Tuesday, August 12, 2014

Taking Just A Moment (A Post About Robin Williams' Suidcide)

It's probably all over your social media and maybe you're even a little sick of it by now but I'm not. I'm heartbroken on so many levels. The death of Robin Williams was such a shock and I was left stunned when I got that CNN alert that he had died. Now, I know that his death has nothing to do with schizophrenia but what it does have to do with is severe clinical depression, something many of us suffer from. His death has brought the conversation about depression to the forefront where it should have been all along. This amazing, funny, loving man brought so much light with his almost manic performances and appearances but as in all things in life, the yin and yang was at work here. His light shone so brightly when he was performing for us but his darkness waited for him when the applause had stopped and he was back home. It is utterly tragic that his death had to happen but if one thing can come of it for those of us in the mental health community, it is that we are now talking about depression and the toll it takes on a person living with it, not to mention the family members affected by it too. It is almost irresponsible for someone like me, who writes about schizophrenia, to not write about this. I have an audience and all of you have audiences of your own and together we have to talk about the effect depression has on so many people.

I think about this beautiful man and his wife and his 3 children he left behind and I read his daughter's tweet in remembrance of her dad and I think about how this wonderful man was just 63 years old. I then think of my own dad who suffered from depression also and while he died of a heart attack and complications from dementia, he suffered much of his life with depression. He fought those demons valiantly throughout his life and many times didn't find success and would sink into an even darker place. Robin Williams was 63 and died of an apparent suicide and my dad was just 71 and died too young. These two men's death are different but they are the same to me as they are both tragic and the leave behind grieving families.

I sat this morning and watched the "Today Show's" tribute to Robin Williams and I cried tears of grief for the loss of him, for his wife and his children and I cried for my own loss of my dad. Death is inevitable but when it is brought to us suddenly and unfairly it is that much harder to bear.

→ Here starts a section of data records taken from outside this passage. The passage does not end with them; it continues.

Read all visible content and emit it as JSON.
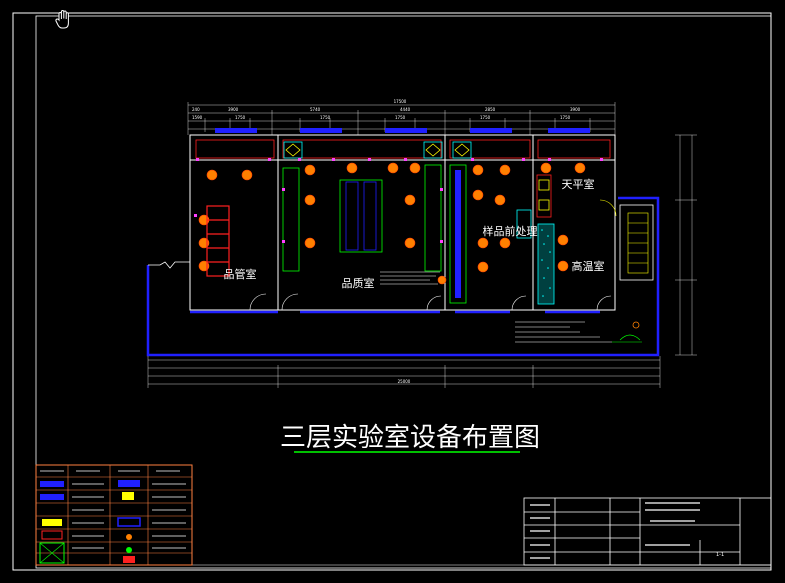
{
  "drawing": {
    "title": "三层实验室设备布置图",
    "rooms": [
      {
        "id": "sample-room",
        "label": "品管室"
      },
      {
        "id": "quality-room",
        "label": "品质室"
      },
      {
        "id": "pretreatment-room",
        "label": "样品前处理"
      },
      {
        "id": "balance-room",
        "label": "天平室"
      },
      {
        "id": "high-temp-room",
        "label": "高温室"
      }
    ],
    "overall_dimension_top": "17500",
    "overall_dimension_bottom": "25000",
    "sheet_number": "1-1",
    "colors": {
      "background": "#000000",
      "wall": "#2020ff",
      "frame": "#ffffff",
      "equipment": "#ff8000",
      "pink": "#ff40ff",
      "green": "#00ff00",
      "cyan": "#00ffff",
      "red": "#ff0000",
      "yellow": "#ffff00",
      "legend_border": "#ff8040"
    },
    "pan_cursor_icon": "hand-icon"
  }
}
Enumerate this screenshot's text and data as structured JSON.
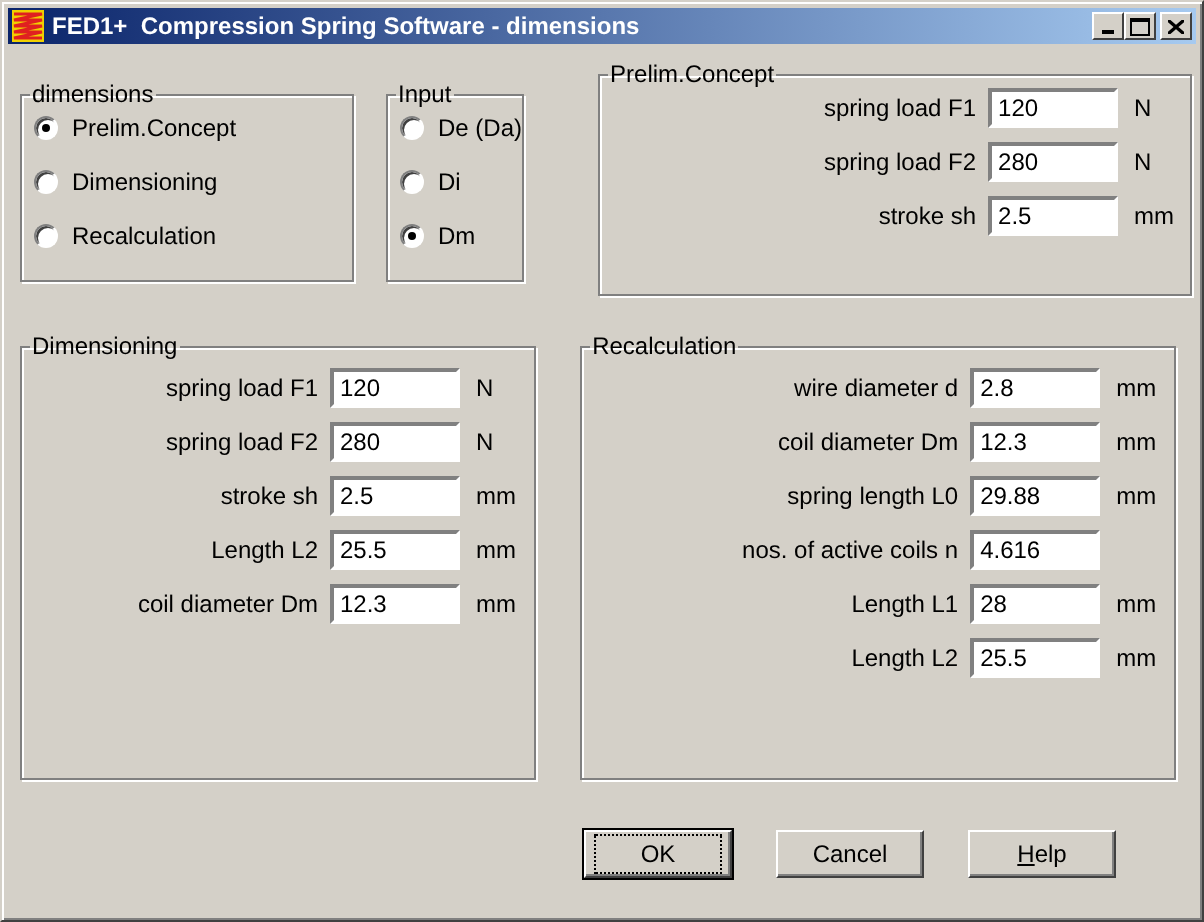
{
  "window": {
    "title": "FED1+  Compression Spring Software - dimensions"
  },
  "dimensions": {
    "title": "dimensions",
    "options": [
      {
        "label": "Prelim.Concept",
        "selected": true
      },
      {
        "label": "Dimensioning",
        "selected": false
      },
      {
        "label": "Recalculation",
        "selected": false
      }
    ]
  },
  "input": {
    "title": "Input",
    "options": [
      {
        "label": "De (Da)",
        "selected": false
      },
      {
        "label": "Di",
        "selected": false
      },
      {
        "label": "Dm",
        "selected": true
      }
    ]
  },
  "prelim_concept": {
    "title": "Prelim.Concept",
    "fields": [
      {
        "label": "spring load F1",
        "value": "120",
        "unit": "N"
      },
      {
        "label": "spring load F2",
        "value": "280",
        "unit": "N"
      },
      {
        "label": "stroke sh",
        "value": "2.5",
        "unit": "mm"
      }
    ]
  },
  "dimensioning": {
    "title": "Dimensioning",
    "fields": [
      {
        "label": "spring load F1",
        "value": "120",
        "unit": "N"
      },
      {
        "label": "spring load F2",
        "value": "280",
        "unit": "N"
      },
      {
        "label": "stroke sh",
        "value": "2.5",
        "unit": "mm"
      },
      {
        "label": "Length L2",
        "value": "25.5",
        "unit": "mm"
      },
      {
        "label": "coil diameter Dm",
        "value": "12.3",
        "unit": "mm"
      }
    ]
  },
  "recalculation": {
    "title": "Recalculation",
    "fields": [
      {
        "label": "wire diameter d",
        "value": "2.8",
        "unit": "mm"
      },
      {
        "label": "coil diameter Dm",
        "value": "12.3",
        "unit": "mm"
      },
      {
        "label": "spring length L0",
        "value": "29.88",
        "unit": "mm"
      },
      {
        "label": "nos. of active coils n",
        "value": "4.616"
      },
      {
        "label": "Length L1",
        "value": "28",
        "unit": "mm"
      },
      {
        "label": "Length L2",
        "value": "25.5",
        "unit": "mm"
      }
    ]
  },
  "buttons": [
    {
      "label": "OK",
      "default": true
    },
    {
      "label": "Cancel",
      "default": false
    },
    {
      "label": "Help",
      "default": false
    }
  ]
}
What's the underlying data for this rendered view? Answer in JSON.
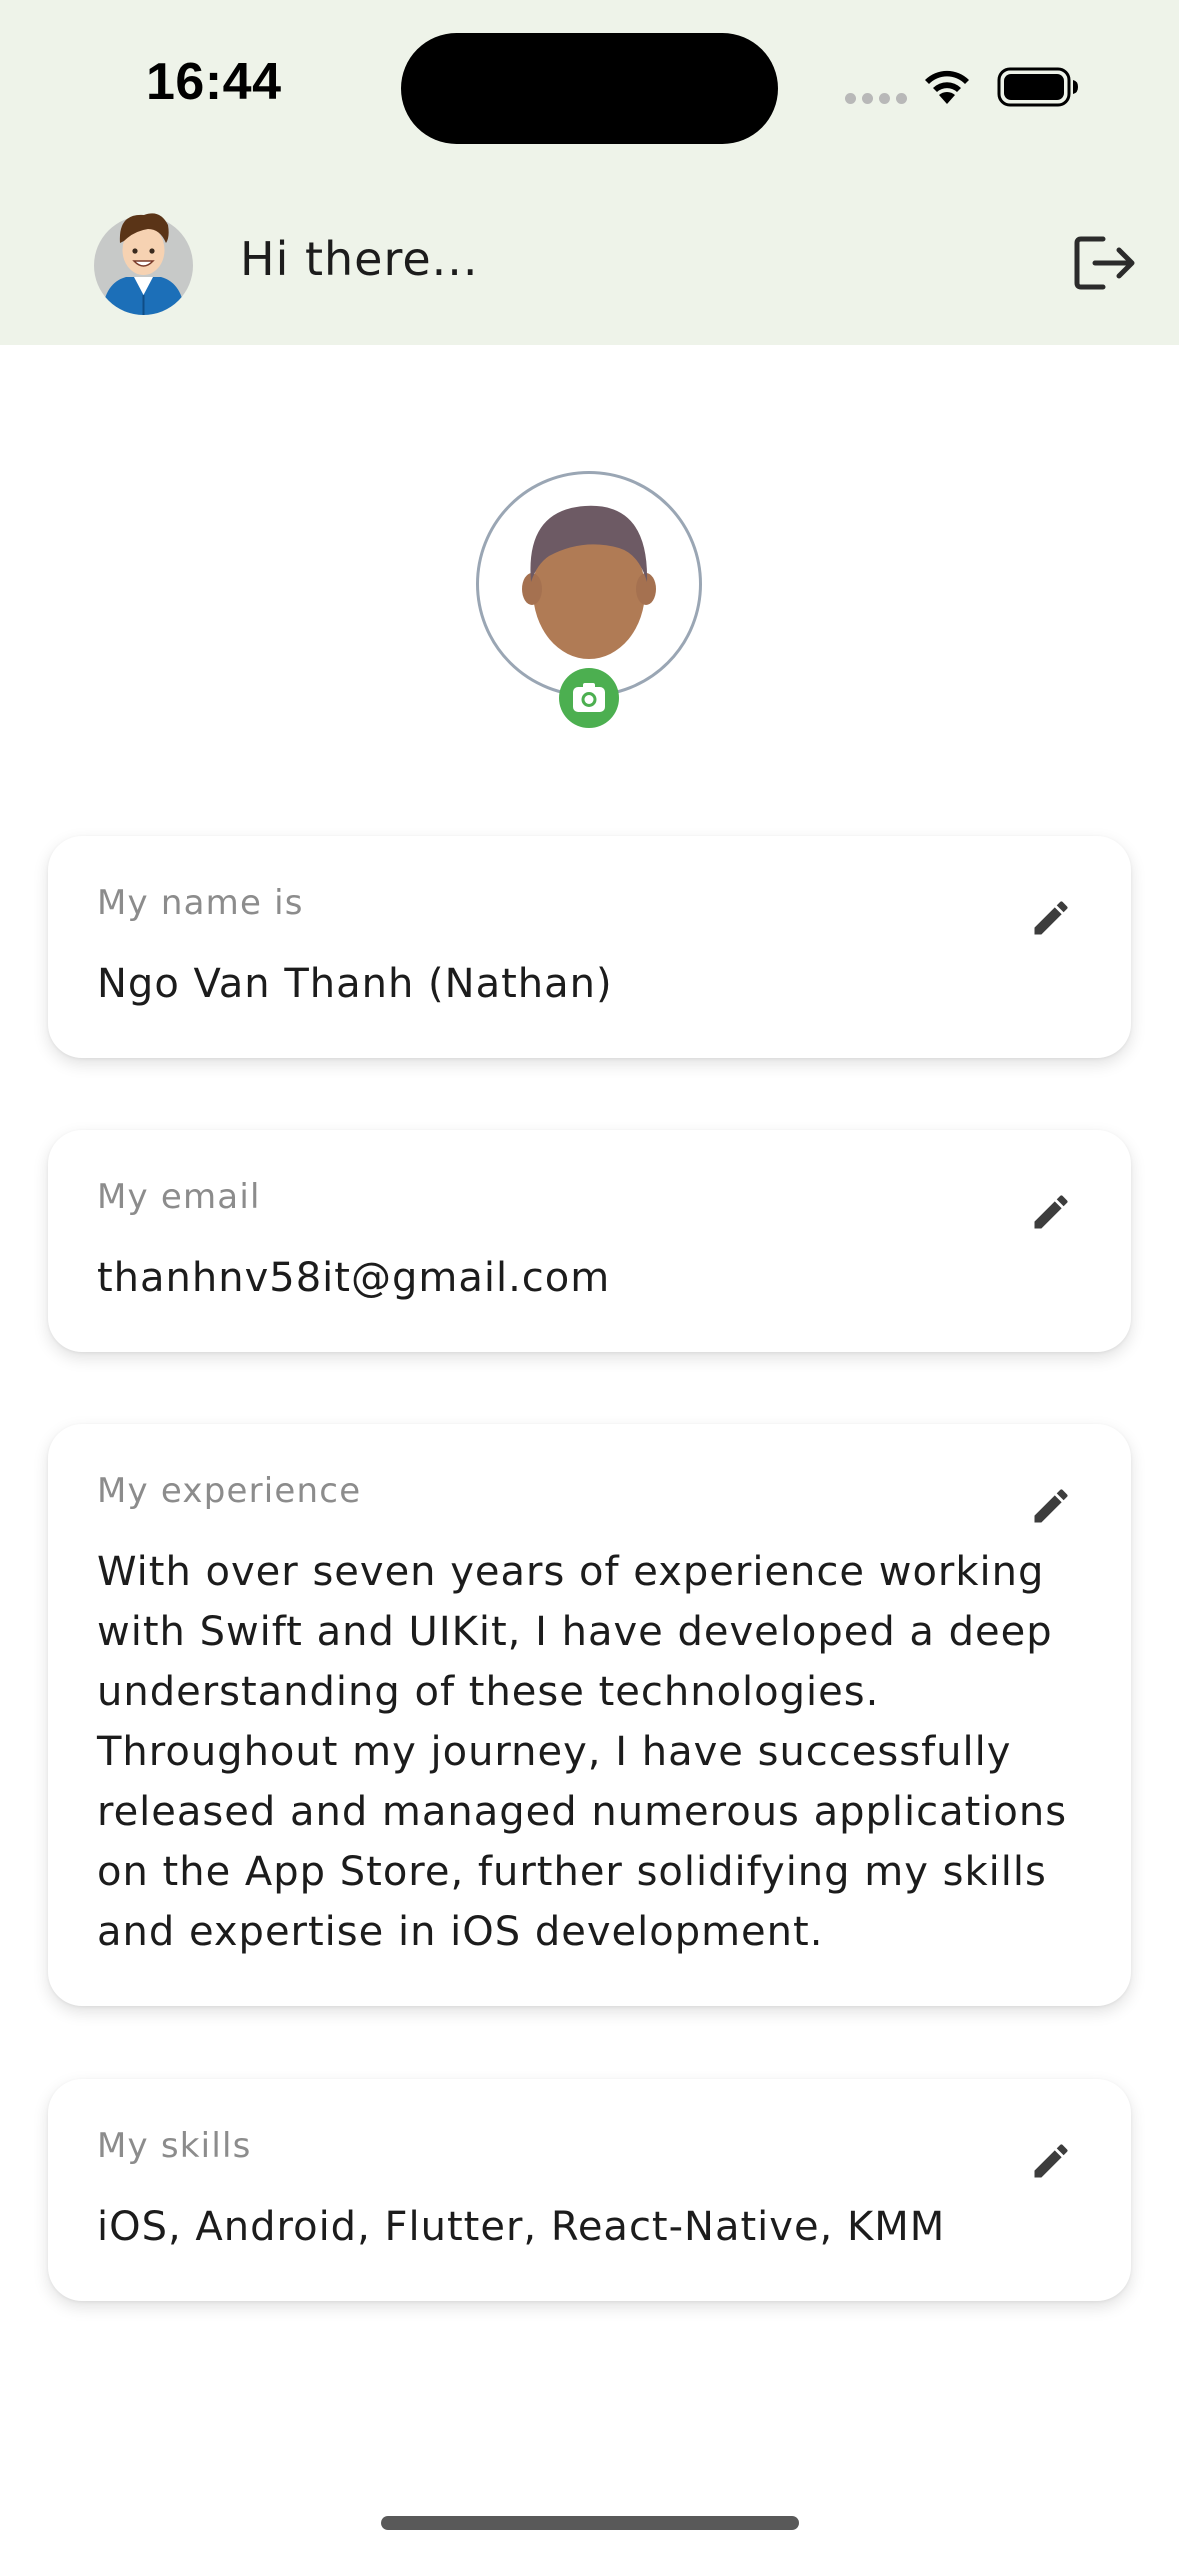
{
  "status_bar": {
    "time": "16:44",
    "wifi_icon": "wifi-icon",
    "battery_icon": "battery-icon"
  },
  "header": {
    "avatar_icon": "user-avatar",
    "greeting": "Hi there...",
    "logout_icon": "logout-icon",
    "background_color": "#eef3e9"
  },
  "profile": {
    "photo_icon": "person-placeholder",
    "camera_icon": "camera-icon",
    "camera_color": "#4caf50"
  },
  "fields": [
    {
      "label": "My name is",
      "value": "Ngo Van Thanh (Nathan)",
      "edit_icon": "pencil-icon"
    },
    {
      "label": "My email",
      "value": "thanhnv58it@gmail.com",
      "edit_icon": "pencil-icon"
    },
    {
      "label": "My experience",
      "value": "With over seven years of experience working with Swift and UIKit, I have developed a deep understanding of these technologies. Throughout my journey, I have successfully released and managed numerous applications on the App Store, further solidifying my skills and expertise in iOS development.",
      "edit_icon": "pencil-icon"
    },
    {
      "label": "My skills",
      "value": "iOS, Android, Flutter, React-Native, KMM",
      "edit_icon": "pencil-icon"
    }
  ]
}
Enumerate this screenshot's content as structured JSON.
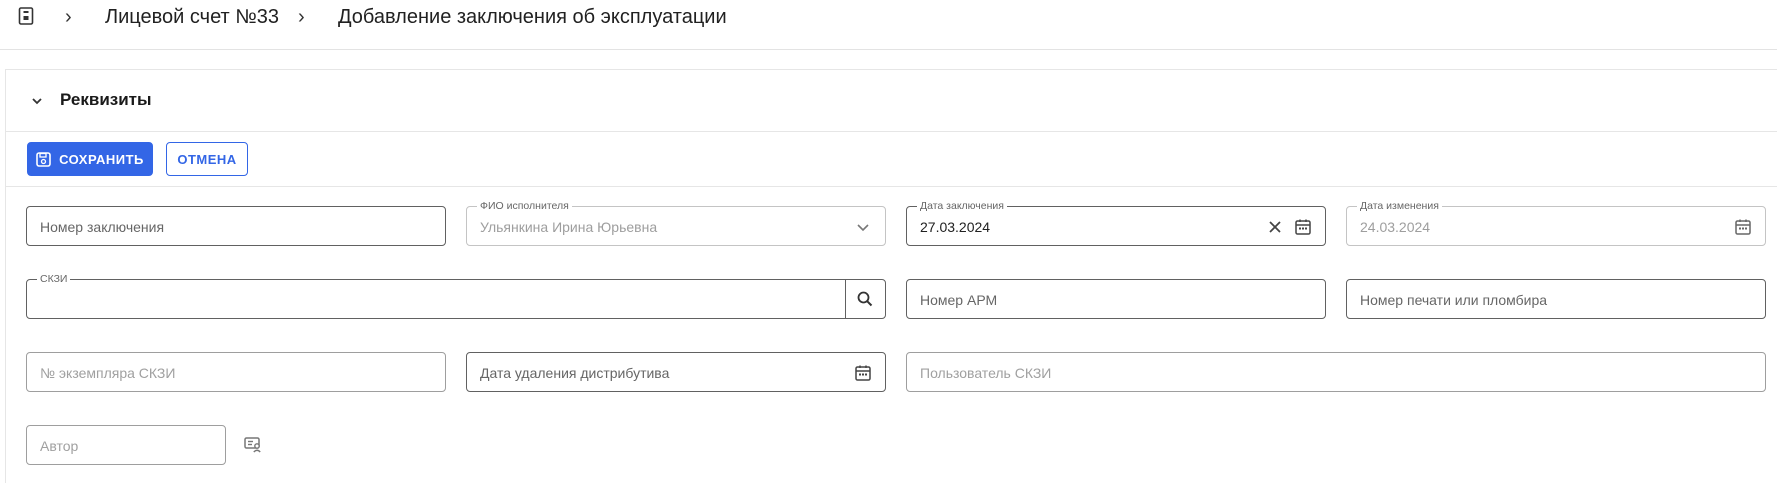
{
  "breadcrumb": {
    "items": [
      "Лицевой счет №33",
      "Добавление заключения об эксплуатации"
    ]
  },
  "section": {
    "title": "Реквизиты"
  },
  "toolbar": {
    "save_label": "СОХРАНИТЬ",
    "cancel_label": "ОТМЕНА"
  },
  "form": {
    "conclusion_number": {
      "placeholder": "Номер заключения"
    },
    "executor": {
      "label": "ФИО исполнителя",
      "value": "Ульянкина Ирина Юрьевна"
    },
    "conclusion_date": {
      "label": "Дата заключения",
      "value": "27.03.2024"
    },
    "change_date": {
      "label": "Дата изменения",
      "value": "24.03.2024"
    },
    "skzi": {
      "label": "СКЗИ",
      "value": ""
    },
    "arm_number": {
      "placeholder": "Номер АРМ"
    },
    "seal_number": {
      "placeholder": "Номер печати или пломбира"
    },
    "skzi_copy_number": {
      "placeholder": "№ экземпляра СКЗИ"
    },
    "distributive_delete_date": {
      "placeholder": "Дата удаления дистрибутива"
    },
    "skzi_user": {
      "placeholder": "Пользователь СКЗИ"
    },
    "author": {
      "placeholder": "Автор"
    }
  },
  "colors": {
    "accent": "#3366e6",
    "border": "#9e9e9e",
    "divider": "#e6e6e6"
  }
}
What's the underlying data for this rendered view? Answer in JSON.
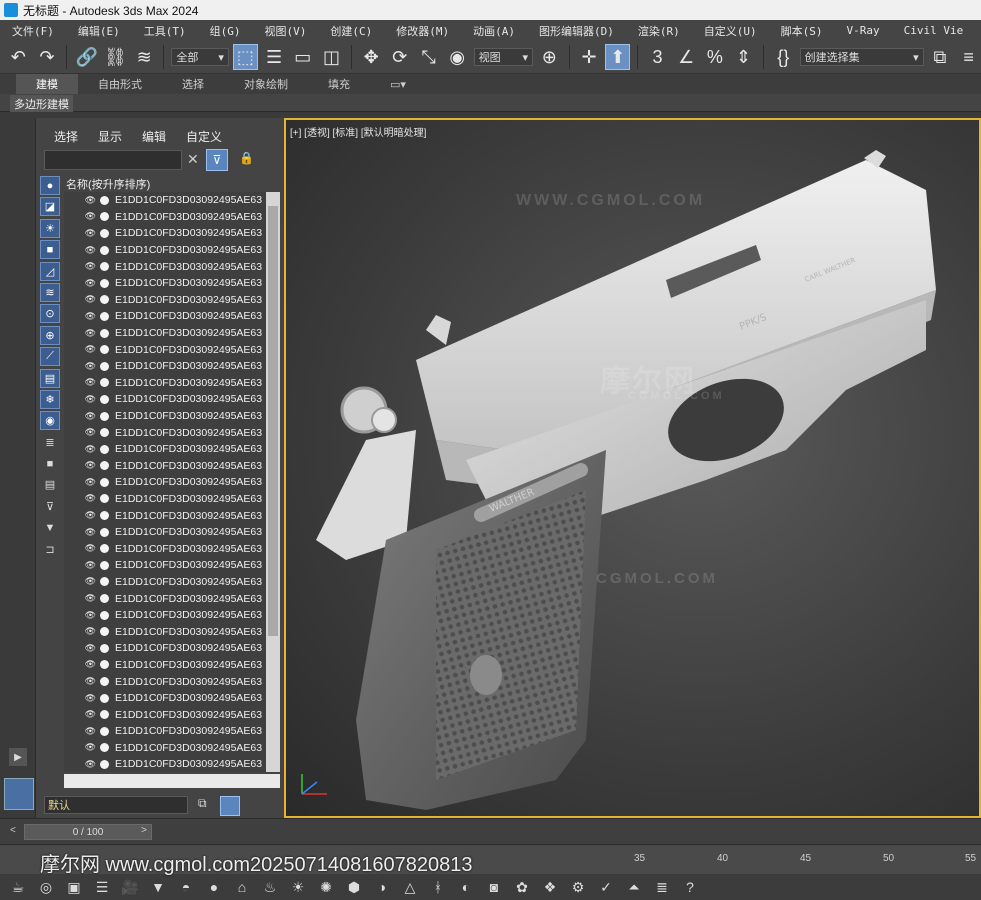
{
  "window": {
    "title": "无标题 - Autodesk 3ds Max 2024"
  },
  "menu": [
    "文件(F)",
    "编辑(E)",
    "工具(T)",
    "组(G)",
    "视图(V)",
    "创建(C)",
    "修改器(M)",
    "动画(A)",
    "图形编辑器(D)",
    "渲染(R)",
    "自定义(U)",
    "脚本(S)",
    "V-Ray",
    "Civil Vie"
  ],
  "toolbar": {
    "filter_select": "全部",
    "view_select": "视图",
    "selection_set": "创建选择集"
  },
  "ribbon": {
    "tabs": [
      "建模",
      "自由形式",
      "选择",
      "对象绘制",
      "填充"
    ],
    "active_tab": "建模",
    "sub_label": "多边形建模"
  },
  "explorer": {
    "menu": [
      "选择",
      "显示",
      "编辑",
      "自定义"
    ],
    "column_header": "名称(按升序排序)",
    "rows": [
      "E1DD1C0FD3D03092495AE63",
      "E1DD1C0FD3D03092495AE63",
      "E1DD1C0FD3D03092495AE63",
      "E1DD1C0FD3D03092495AE63",
      "E1DD1C0FD3D03092495AE63",
      "E1DD1C0FD3D03092495AE63",
      "E1DD1C0FD3D03092495AE63",
      "E1DD1C0FD3D03092495AE63",
      "E1DD1C0FD3D03092495AE63",
      "E1DD1C0FD3D03092495AE63",
      "E1DD1C0FD3D03092495AE63",
      "E1DD1C0FD3D03092495AE63",
      "E1DD1C0FD3D03092495AE63",
      "E1DD1C0FD3D03092495AE63",
      "E1DD1C0FD3D03092495AE63",
      "E1DD1C0FD3D03092495AE63",
      "E1DD1C0FD3D03092495AE63",
      "E1DD1C0FD3D03092495AE63",
      "E1DD1C0FD3D03092495AE63",
      "E1DD1C0FD3D03092495AE63",
      "E1DD1C0FD3D03092495AE63",
      "E1DD1C0FD3D03092495AE63",
      "E1DD1C0FD3D03092495AE63",
      "E1DD1C0FD3D03092495AE63",
      "E1DD1C0FD3D03092495AE63",
      "E1DD1C0FD3D03092495AE63",
      "E1DD1C0FD3D03092495AE63",
      "E1DD1C0FD3D03092495AE63",
      "E1DD1C0FD3D03092495AE63",
      "E1DD1C0FD3D03092495AE63",
      "E1DD1C0FD3D03092495AE63",
      "E1DD1C0FD3D03092495AE63",
      "E1DD1C0FD3D03092495AE63",
      "E1DD1C0FD3D03092495AE63",
      "E1DD1C0FD3D03092495AE63"
    ],
    "layer_select": "默认"
  },
  "viewport": {
    "label": "[+] [透视] [标准] [默认明暗处理]",
    "watermark_top": "WWW.CGMOL.COM",
    "watermark_mid": "摩尔网",
    "watermark_mid2": "CGMOL.COM",
    "watermark_low": "CGMOL.COM",
    "grip_emblem": "WALTHER",
    "slide_text1": "PPK/S",
    "slide_text2": "CARL WALTHER",
    "border_color": "#e3b533"
  },
  "time": {
    "slider_text": "0 / 100",
    "ticks": [
      "35",
      "40",
      "45",
      "50",
      "55"
    ]
  },
  "overlay_url": "摩尔网 www.cgmol.com20250714081607820813"
}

I indulge myself in comparing the two men, my dad and Robin Williams only because my heart is broken today because we lost a great comedian, a bright shining light, and a gift to this world and just recently I lost my dad. The real story today, and it is not lost on me despite my indulgence in comparing the two, it that Robin Williams is dead. I guess after all of what I have written here today, my one hope is that his death opens up a conversation with people today. Perhaps it will be just from one friend to another where one tells the other, finally, how hard they have struggled. Or perhaps the conversation will open up inside a family where the dad admits that he's hanging on by a thread and he can't last much longer and he begs for his wife's help. Or maybe even it'll open up an even bigger conversation to a larger audience in a forum somewhere where perhaps in the crowd there are people with depression who will find the strength to get some help finally.

Robin Williams, you will be missed beyond all measure and I for one will spend today watching a couple of my favorite movie's you were in (Dead Poet's Society and Good Will Hunting). In your death though, you have brought a gift to others. We will talk about depression and we will save others today. Your life is not in vain, not by a long shot. You made us laugh but even as the stage fades to black for you, your light will shine on us all forever.